"An ensemble of singing actors they claim to be, and an ensemble of singing actors they are," Edward Ballantine, Ed. '07, assistant professor of Music and tutor in the Division of Music, told a CRIMSON reporter yesterday, speaking of the American Opera Company, which will feature "Harvard Night" at the Hollis Street Theatre this evening with its production of Gounod's "Faust."
"A performance by the American Opera Company gives to the audience not only keen artistic pleasure but a sense of participation in the making of musical history," Professor Ballantine said. "This company is an evidence of the recent growth of musical activity in America. All the singers are American, none of them over 32 years of age, and none is fat.
"While none is quite of the Metropolitan Opera calibre, all have excellent voices and there is among them a degree of teamwork which is often lacking in the company of stars. The company certainly justifies its claim of being singing actors. They sing to each other and not at the audience.
"Most of the chorus singers are soloists who take their turns in individual roles. As members of the chorus they are individualized in action, and, being a company which has worked together for four consecutive years, they bring out the dramatic value of the operas as well as the music.

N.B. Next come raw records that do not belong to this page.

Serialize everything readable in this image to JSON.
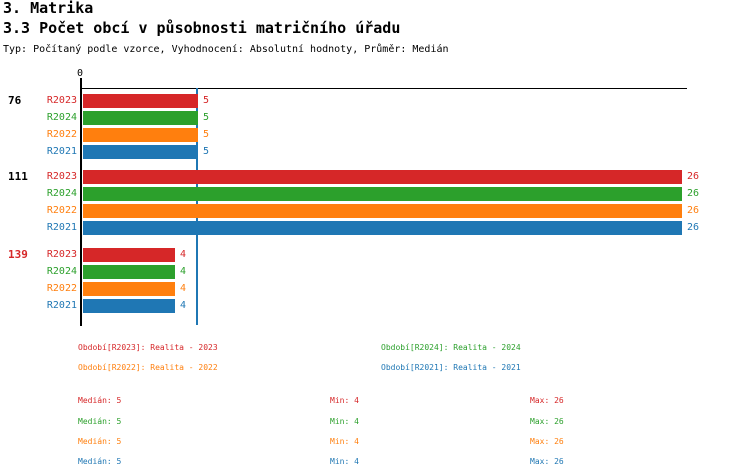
{
  "header": {
    "title": "3. Matrika",
    "subtitle": "3.3 Počet obcí v působnosti matričního úřadu",
    "meta": "Typ: Počítaný podle vzorce, Vyhodnocení: Absolutní hodnoty, Průměr: Medián"
  },
  "colors": {
    "R2023": "#d62728",
    "R2024": "#2ca02c",
    "R2022": "#ff7f0e",
    "R2021": "#1f77b4",
    "axis": "#000000",
    "median_line": "#1f77b4",
    "group_highlight": "#d62728"
  },
  "chart_data": {
    "type": "bar",
    "orientation": "horizontal",
    "title": "3.3 Počet obcí v působnosti matričního úřadu",
    "axis_tick_label": "0",
    "xlim": [
      0,
      26
    ],
    "grid": false,
    "median_line_value": 5,
    "series_order": [
      "R2023",
      "R2024",
      "R2022",
      "R2021"
    ],
    "groups": [
      {
        "label": "76",
        "highlighted": false,
        "values": {
          "R2023": 5,
          "R2024": 5,
          "R2022": 5,
          "R2021": 5
        }
      },
      {
        "label": "111",
        "highlighted": false,
        "values": {
          "R2023": 26,
          "R2024": 26,
          "R2022": 26,
          "R2021": 26
        }
      },
      {
        "label": "139",
        "highlighted": true,
        "values": {
          "R2023": 4,
          "R2024": 4,
          "R2022": 4,
          "R2021": 4
        }
      }
    ]
  },
  "legend": {
    "items": [
      {
        "series": "R2023",
        "label": "Období[R2023]: Realita - 2023"
      },
      {
        "series": "R2024",
        "label": "Období[R2024]: Realita - 2024"
      },
      {
        "series": "R2022",
        "label": "Období[R2022]: Realita - 2022"
      },
      {
        "series": "R2021",
        "label": "Období[R2021]: Realita - 2021"
      }
    ]
  },
  "stats": {
    "rows": [
      {
        "series": "R2023",
        "median": "Medián: 5",
        "min": "Min: 4",
        "max": "Max: 26"
      },
      {
        "series": "R2024",
        "median": "Medián: 5",
        "min": "Min: 4",
        "max": "Max: 26"
      },
      {
        "series": "R2022",
        "median": "Medián: 5",
        "min": "Min: 4",
        "max": "Max: 26"
      },
      {
        "series": "R2021",
        "median": "Medián: 5",
        "min": "Min: 4",
        "max": "Max: 26"
      }
    ]
  }
}
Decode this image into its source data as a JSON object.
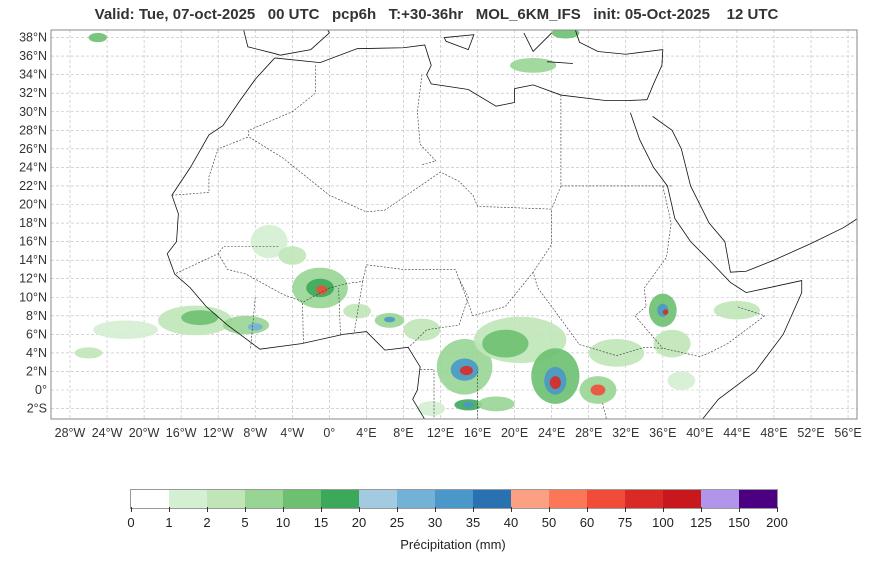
{
  "title": "Valid: Tue, 07-oct-2025   00 UTC   pcp6h   T:+30-36hr   MOL_6KM_IFS   init: 05-Oct-2025    12 UTC",
  "map": {
    "lat_labels": [
      "38°N",
      "36°N",
      "34°N",
      "32°N",
      "30°N",
      "28°N",
      "26°N",
      "24°N",
      "22°N",
      "20°N",
      "18°N",
      "16°N",
      "14°N",
      "12°N",
      "10°N",
      "8°N",
      "6°N",
      "4°N",
      "2°N",
      "0°",
      "2°S"
    ],
    "lat_values": [
      38,
      36,
      34,
      32,
      30,
      28,
      26,
      24,
      22,
      20,
      18,
      16,
      14,
      12,
      10,
      8,
      6,
      4,
      2,
      0,
      -2
    ],
    "lon_labels": [
      "28°W",
      "24°W",
      "20°W",
      "16°W",
      "12°W",
      "8°W",
      "4°W",
      "0°",
      "4°E",
      "8°E",
      "12°E",
      "16°E",
      "20°E",
      "24°E",
      "28°E",
      "32°E",
      "36°E",
      "40°E",
      "44°E",
      "48°E",
      "52°E",
      "56°E"
    ],
    "lon_values": [
      -28,
      -24,
      -20,
      -16,
      -12,
      -8,
      -4,
      0,
      4,
      8,
      12,
      16,
      20,
      24,
      28,
      32,
      36,
      40,
      44,
      48,
      52,
      56
    ]
  },
  "colorbar": {
    "label": "Précipitation (mm)",
    "ticks": [
      "0",
      "1",
      "2",
      "5",
      "10",
      "15",
      "20",
      "25",
      "30",
      "35",
      "40",
      "50",
      "60",
      "75",
      "100",
      "125",
      "150",
      "200"
    ],
    "colors": [
      "#ffffff",
      "#d4f0d2",
      "#c0e6b8",
      "#98d594",
      "#6cc070",
      "#3ca85a",
      "#a2cbe2",
      "#74b1d7",
      "#4a97c9",
      "#2a71b2",
      "#fca083",
      "#fb7758",
      "#f14c3a",
      "#da2a26",
      "#c9181d",
      "#b095eb",
      "#4b0081"
    ]
  }
}
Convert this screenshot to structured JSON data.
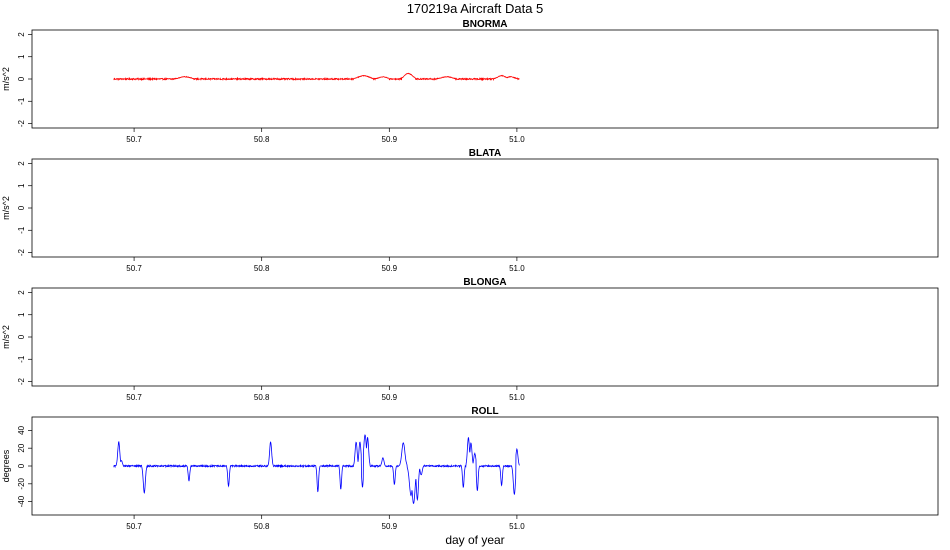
{
  "figure": {
    "title": "170219a   Aircraft Data 5",
    "xlabel": "day of year"
  },
  "chart_data": [
    {
      "type": "line",
      "title": "BNORMA",
      "ylabel": "m/s^2",
      "xlim": [
        50.62,
        51.33
      ],
      "ylim": [
        -2.2,
        2.2
      ],
      "x_ticks": [
        50.7,
        50.8,
        50.9,
        51.0
      ],
      "x_tick_labels": [
        "50.7",
        "50.8",
        "50.9",
        "51.0"
      ],
      "y_ticks": [
        -2,
        -1,
        0,
        1,
        2
      ],
      "y_tick_labels": [
        "-2",
        "-1",
        "0",
        "1",
        "2"
      ],
      "color": "#ff0000",
      "baseline": 0,
      "x_range": [
        50.684,
        51.002
      ],
      "noise": 0.03,
      "features": [
        {
          "x": 50.74,
          "y": 0.1,
          "w": 0.004
        },
        {
          "x": 50.88,
          "y": 0.15,
          "w": 0.004
        },
        {
          "x": 50.895,
          "y": 0.1,
          "w": 0.003
        },
        {
          "x": 50.915,
          "y": 0.25,
          "w": 0.003
        },
        {
          "x": 50.915,
          "y": -0.2,
          "w": 0.003
        },
        {
          "x": 50.945,
          "y": 0.1,
          "w": 0.004
        },
        {
          "x": 50.988,
          "y": 0.15,
          "w": 0.003
        },
        {
          "x": 50.995,
          "y": 0.1,
          "w": 0.003
        }
      ]
    },
    {
      "type": "line",
      "title": "BLATA",
      "ylabel": "m/s^2",
      "xlim": [
        50.62,
        51.33
      ],
      "ylim": [
        -2.2,
        2.2
      ],
      "x_ticks": [
        50.7,
        50.8,
        50.9,
        51.0
      ],
      "x_tick_labels": [
        "50.7",
        "50.8",
        "50.9",
        "51.0"
      ],
      "y_ticks": [
        -2,
        -1,
        0,
        1,
        2
      ],
      "y_tick_labels": [
        "-2",
        "-1",
        "0",
        "1",
        "2"
      ],
      "color": "#000000",
      "empty": true
    },
    {
      "type": "line",
      "title": "BLONGA",
      "ylabel": "m/s^2",
      "xlim": [
        50.62,
        51.33
      ],
      "ylim": [
        -2.2,
        2.2
      ],
      "x_ticks": [
        50.7,
        50.8,
        50.9,
        51.0
      ],
      "x_tick_labels": [
        "50.7",
        "50.8",
        "50.9",
        "51.0"
      ],
      "y_ticks": [
        -2,
        -1,
        0,
        1,
        2
      ],
      "y_tick_labels": [
        "-2",
        "-1",
        "0",
        "1",
        "2"
      ],
      "color": "#000000",
      "empty": true
    },
    {
      "type": "line",
      "title": "ROLL",
      "ylabel": "degrees",
      "xlim": [
        50.62,
        51.33
      ],
      "ylim": [
        -55,
        55
      ],
      "x_ticks": [
        50.7,
        50.8,
        50.9,
        51.0
      ],
      "x_tick_labels": [
        "50.7",
        "50.8",
        "50.9",
        "51.0"
      ],
      "y_ticks": [
        -40,
        -20,
        0,
        20,
        40
      ],
      "y_tick_labels": [
        "-40",
        "-20",
        "0",
        "20",
        "40"
      ],
      "color": "#0000ff",
      "baseline": 0,
      "x_range": [
        50.684,
        51.002
      ],
      "noise": 0.8,
      "features": [
        {
          "x": 50.688,
          "y": 27,
          "w": 0.0008
        },
        {
          "x": 50.69,
          "y": 6,
          "w": 0.0008
        },
        {
          "x": 50.708,
          "y": -30,
          "w": 0.0008
        },
        {
          "x": 50.743,
          "y": -17,
          "w": 0.0006
        },
        {
          "x": 50.774,
          "y": -23,
          "w": 0.0006
        },
        {
          "x": 50.807,
          "y": 27,
          "w": 0.0008
        },
        {
          "x": 50.844,
          "y": -29,
          "w": 0.0006
        },
        {
          "x": 50.862,
          "y": -26,
          "w": 0.0006
        },
        {
          "x": 50.874,
          "y": 27,
          "w": 0.0008
        },
        {
          "x": 50.877,
          "y": 27,
          "w": 0.0008
        },
        {
          "x": 50.879,
          "y": -24,
          "w": 0.0006
        },
        {
          "x": 50.881,
          "y": 35,
          "w": 0.001
        },
        {
          "x": 50.883,
          "y": 32,
          "w": 0.0008
        },
        {
          "x": 50.895,
          "y": 9,
          "w": 0.0008
        },
        {
          "x": 50.904,
          "y": -21,
          "w": 0.0006
        },
        {
          "x": 50.911,
          "y": 26,
          "w": 0.0012
        },
        {
          "x": 50.917,
          "y": -33,
          "w": 0.0012
        },
        {
          "x": 50.919,
          "y": -42,
          "w": 0.0012
        },
        {
          "x": 50.922,
          "y": -38,
          "w": 0.0008
        },
        {
          "x": 50.925,
          "y": -10,
          "w": 0.0008
        },
        {
          "x": 50.958,
          "y": -24,
          "w": 0.0006
        },
        {
          "x": 50.962,
          "y": 32,
          "w": 0.0008
        },
        {
          "x": 50.964,
          "y": 26,
          "w": 0.0008
        },
        {
          "x": 50.967,
          "y": 14,
          "w": 0.0008
        },
        {
          "x": 50.969,
          "y": -28,
          "w": 0.0006
        },
        {
          "x": 50.988,
          "y": -22,
          "w": 0.0006
        },
        {
          "x": 50.998,
          "y": -32,
          "w": 0.0008
        },
        {
          "x": 51.0,
          "y": 19,
          "w": 0.0008
        }
      ]
    }
  ]
}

"There is nothing routine about these productions of familiar operas. Rosing, the director, is full of original ideas, which are carried into execution in a spirited manner by members of the company. The settings of Robert Edmond Jones are a happy blend of impressionism and historical realism. The operas are sung in English, not in the old hack translations, but in careful adaptations of the words to the music by Robert Simon, the music critic of The New Yorker. For 'Faust' he has prepared a skilfully adapted libretto, while for the other operas English versions have been carefully, though less originally, made."